DY 9: Dynamics in many-body systems: Equilibration and localization II (joint session DY/TT)

DY 9.3: Talk

Monday, April 1, 2019, 16:00–16:15, H19

How to teach equilibration to the Boltzmann equation: a noisy relaxation time approximation — •Philipp Weiß and Achim Rosch — Institute for Theoretical Physics, University of Cologne, Germany

Equilibration of closed systems is controlled by diffusive transport of conserved quantities. After a quench these systems approach thermal equilibrium only slowly, hydrodynamic long-time tails emerge. As an analog in space one expects long-distance tails to appear when the system is perturbed only locally. A natural example for this situation is a current-carrying wire coupled to leads. We expect the connections to induce long-distance tails which show up as correction in the voltage drop.

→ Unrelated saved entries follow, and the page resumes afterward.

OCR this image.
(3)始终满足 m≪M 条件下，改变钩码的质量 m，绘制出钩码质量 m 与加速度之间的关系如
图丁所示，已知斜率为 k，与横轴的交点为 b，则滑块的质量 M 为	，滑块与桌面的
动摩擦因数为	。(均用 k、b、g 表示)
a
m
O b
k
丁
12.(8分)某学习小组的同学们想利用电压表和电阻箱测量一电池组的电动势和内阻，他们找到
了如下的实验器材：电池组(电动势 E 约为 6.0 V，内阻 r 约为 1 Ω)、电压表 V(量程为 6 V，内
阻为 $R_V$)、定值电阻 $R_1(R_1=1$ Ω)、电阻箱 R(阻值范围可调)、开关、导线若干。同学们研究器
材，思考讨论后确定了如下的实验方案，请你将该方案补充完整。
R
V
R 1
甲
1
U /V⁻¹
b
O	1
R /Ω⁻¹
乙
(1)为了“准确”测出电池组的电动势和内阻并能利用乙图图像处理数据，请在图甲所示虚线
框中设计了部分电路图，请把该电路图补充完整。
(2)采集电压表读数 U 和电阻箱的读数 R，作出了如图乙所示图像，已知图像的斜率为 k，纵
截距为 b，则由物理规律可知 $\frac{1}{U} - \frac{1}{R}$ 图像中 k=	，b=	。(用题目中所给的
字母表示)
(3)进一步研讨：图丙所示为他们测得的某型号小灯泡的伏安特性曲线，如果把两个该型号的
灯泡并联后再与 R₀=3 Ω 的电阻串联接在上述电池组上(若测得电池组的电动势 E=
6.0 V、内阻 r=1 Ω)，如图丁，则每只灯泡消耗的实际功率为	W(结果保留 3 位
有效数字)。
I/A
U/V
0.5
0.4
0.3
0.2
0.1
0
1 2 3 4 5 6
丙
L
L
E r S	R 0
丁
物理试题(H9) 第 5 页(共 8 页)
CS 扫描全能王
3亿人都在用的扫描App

The Boltzmann equation is widely used for tackling transport problems. However, it predicts exponential relaxation as it does not capture fluctuations of the hydrodynamic modes. Close to equilibrium a fluctuation-dissipation relation restores the missing piece of information, giving rise to a stochastic Boltzmann-Langevin equation.

Here, we present a simplified version, a “noisy relaxation time approximation”, which we derive from a conserving relaxation time approximation supplemented with a suitably correlated noise term. We use our new tool to track the equilibration of a one-dimensional wire after a quench. Our prime goal is to detect long-time tails and long-distance tails indicating the diffusive built-up of the equilibrium correlations.